I spend hours in here each day. I read. I learn. I make notes in my magic journal.
The funny thing is, once you start diving deep into the literature, it clearly shows no such predetermination as to who the ultimate winner (Satan or ‘him’) will be! It was far from clear. The deeper you read, the murkier, vaguer, things became. As a non-physical being, I can’t truly be insane, technically speaking, but each day as I finish at the bookstore, I feel like I’m edging closer and closer to this unpleasant state.
‘I have to rely upon the Akashic record for my memories.’
And now, I have a second problem. I’ve lived through the reset so many times, my journal is almost full that it takes me nearly eleven hours to reread it at the beginning of each reset. I’ve absorbed so much information, but I’m still thwarted from learning more. In less than an hour, time will jerk the universe back twelve hours, I will re-enter this bookstore, I will pick up this journal again and I will reread the entire thing. Then I will have only a little time to build on the research before it happens again.
What will happen I wonder when I have only a minute to build upon this body of work? What will happen when I have only seconds? Will creation ever move past the reset? Or are we already in a version of hell? Or, and this is the most troubling new thought of mine, what if it isn’t an infernal agent behind the reset? What if the perpetrators behind this magick live not in hell, but heaven?

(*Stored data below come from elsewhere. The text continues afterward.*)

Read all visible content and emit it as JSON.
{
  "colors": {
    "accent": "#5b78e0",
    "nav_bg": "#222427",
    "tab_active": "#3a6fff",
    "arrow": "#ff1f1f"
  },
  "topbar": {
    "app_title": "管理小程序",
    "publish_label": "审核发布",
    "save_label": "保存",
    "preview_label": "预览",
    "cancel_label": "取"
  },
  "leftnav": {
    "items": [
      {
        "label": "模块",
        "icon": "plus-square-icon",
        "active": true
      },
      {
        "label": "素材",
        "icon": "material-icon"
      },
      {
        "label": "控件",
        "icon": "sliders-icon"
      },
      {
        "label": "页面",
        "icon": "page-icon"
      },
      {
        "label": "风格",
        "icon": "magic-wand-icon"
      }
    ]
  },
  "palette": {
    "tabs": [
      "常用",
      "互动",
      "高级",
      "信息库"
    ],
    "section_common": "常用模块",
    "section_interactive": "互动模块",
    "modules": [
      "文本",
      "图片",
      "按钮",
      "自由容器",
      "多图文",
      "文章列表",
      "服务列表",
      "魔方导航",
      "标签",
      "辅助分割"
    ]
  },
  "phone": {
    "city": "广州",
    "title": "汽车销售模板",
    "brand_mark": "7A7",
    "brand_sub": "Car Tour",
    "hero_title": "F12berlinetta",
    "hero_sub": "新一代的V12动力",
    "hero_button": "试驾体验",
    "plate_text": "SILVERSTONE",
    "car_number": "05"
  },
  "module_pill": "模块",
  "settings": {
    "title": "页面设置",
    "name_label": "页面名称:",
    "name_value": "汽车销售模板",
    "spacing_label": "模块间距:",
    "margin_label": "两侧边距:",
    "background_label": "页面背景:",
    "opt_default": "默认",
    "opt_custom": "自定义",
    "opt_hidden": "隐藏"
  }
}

‘In less than an hour, time will jerk the universe back twelve hours, … ‘
I feel my wings begin to ruffle as they always do just before a reset. The next instant I’m standing outside McCloud’s Books, my hand already on the doorknob. This is the bookstore I come to every day. I read from my journal I’ve hidden behind two larger tomes. I’m trying to solve the reset mystery and will spend my entire twelve hours today trying in that effort.
Or am I hiding here? Keeping a low profile for twelve hours? Keeping myself hidden away and my thinking as quiet as possible? Doing everything I can to ensure my conscience doesn’t give me away?